7

I want to multiply B = A @ A.T in numpy. Obviously, the answer would be a symmetric matrix (i.e. B[i, j] == B[j, i]).

However, it is not clear to me how to leverage this easily to cut the computation time down in half (by only computing the lower triangle of B and then using that to get the upper triangle for free).

Is there a way to perform this optimally?

Mad Physicist
  • 107,652
  • 25
  • 181
  • 264
DankMasterDan
  • 1,900
  • 4
  • 23
  • 35
  • 1
    Search the BLAS or other optimized libraries for such a function, and link it to your code with `cython` or other such tool. It's too specialized for existing `numpy` functions. – hpaulj Jun 07 '18 at 04:58
  • @hpaulj. But not for scipy perhaps? – Mad Physicist Jun 07 '18 at 05:07
  • Actually, numpy does it for you, see [this](https://stackoverflow.com/a/43454451/7207392) post. – Paul Panzer Jun 07 '18 at 06:19
  • @PaulPanzer, how'd you find that! To think I commented on the topic, and didn't remember :( Memory must be going. `dot` is detecting the special case and using a different `BLAS` call. – hpaulj Jun 07 '18 at 06:39
  • @hpaulj _To think I commented on the topic, and didn't remember_ yeah, memory is a funny thing. I, actually did remember because I found it so fascinating at the time. – Paul Panzer Jun 07 '18 at 07:02

2 Answers2

10

As noted in @PaulPanzer's link, dot can detect this case. Here's the timing proof:

In [355]: A = np.random.rand(1000,1000)
In [356]: timeit A.dot(A.T)
57.4 ms ± 960 µs per loop (mean ± std. dev. of 7 runs, 10 loops each)
In [357]: B = A.T.copy()
In [358]: timeit A.dot(B)
98.6 ms ± 805 µs per loop (mean ± std. dev. of 7 runs, 10 loops each)

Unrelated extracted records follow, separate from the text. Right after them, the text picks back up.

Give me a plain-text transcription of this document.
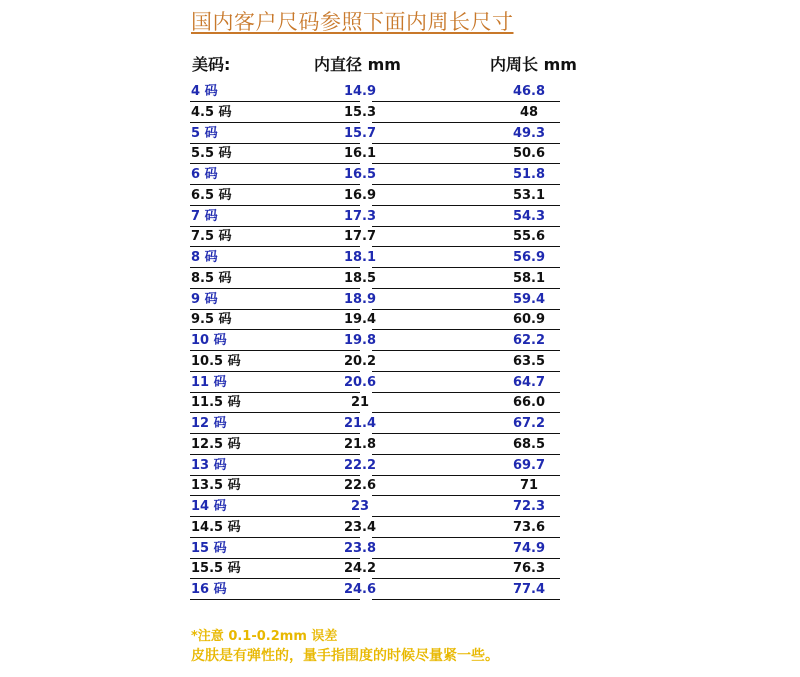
国内客户尺码参照下面内周长尺寸
美码:	内直径 mm	内周长 mm
4 码	14.9	46.8
4.5 码	15.3	48
5 码	15.7	49.3
5.5 码	16.1	50.6
6 码	16.5	51.8
6.5 码	16.9	53.1
7 码	17.3	54.3
7.5 码	17.7	55.6
8 码	18.1	56.9
8.5 码	18.5	58.1
9 码	18.9	59.4
9.5 码	19.4	60.9
10 码	19.8	62.2
10.5 码	20.2	63.5
11 码	20.6	64.7
11.5 码	21	66.0
12 码	21.4	67.2
12.5 码	21.8	68.5
13 码	22.2	69.7
13.5 码	22.6	71
14 码	23	72.3
14.5 码	23.4	73.6
15 码	23.8	74.9
15.5 码	24.2	76.3
16 码	24.6	77.4
*注意 0.1-0.2mm 误差
皮肤是有弹性的，量手指围度的时候尽量紧一些。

Numpy dot too clever about symmetric multiplications

hpaulj
  • 221,503
  • 14
  • 230
  • 353
  • With `A = np.random.rand(1000,3); B = A.T.copy()`.I get : `%timeit A.dot(B) : 1000 loops, best of 3: 1.37 ms per loop` and `%timeit A.dot(A.T) : 100 loops, best of 3: 2.2 ms per loop`. Can you reproduce? If so, do you know why transpose version is slower with such a case of small no. of cols? Is `syrk` slower with those? – Divakar Sep 17 '18 at 07:28
2

You can always use sklearns's pairwise_distances

Usage:

from sklearn.metrics.pairwise import pairwise_distances
gram = pairwise_distance(x, metric=metric)

Where metric is a callable or a string defining one of their implemented metrics (full list in the link above)

But, I wrote this for myself a while back so I can share what I did:

import numpy as np

def computeGram(elements, dist):
    n    = len(elements)
    gram = np.zeros([n, n])
    for i in range(n):
        for j in range(i + 1):
            gram[i, j] = dist(elements[i], elements[j])

    upTriIdxs       = np.triu_indices(n)
    gram[upTriIdxs] = gram.T[upTriIdxs]

    return gram

Where dist is a callable, in your case np.inner

Nimrod Morag
  • 938
  • 9
  • 20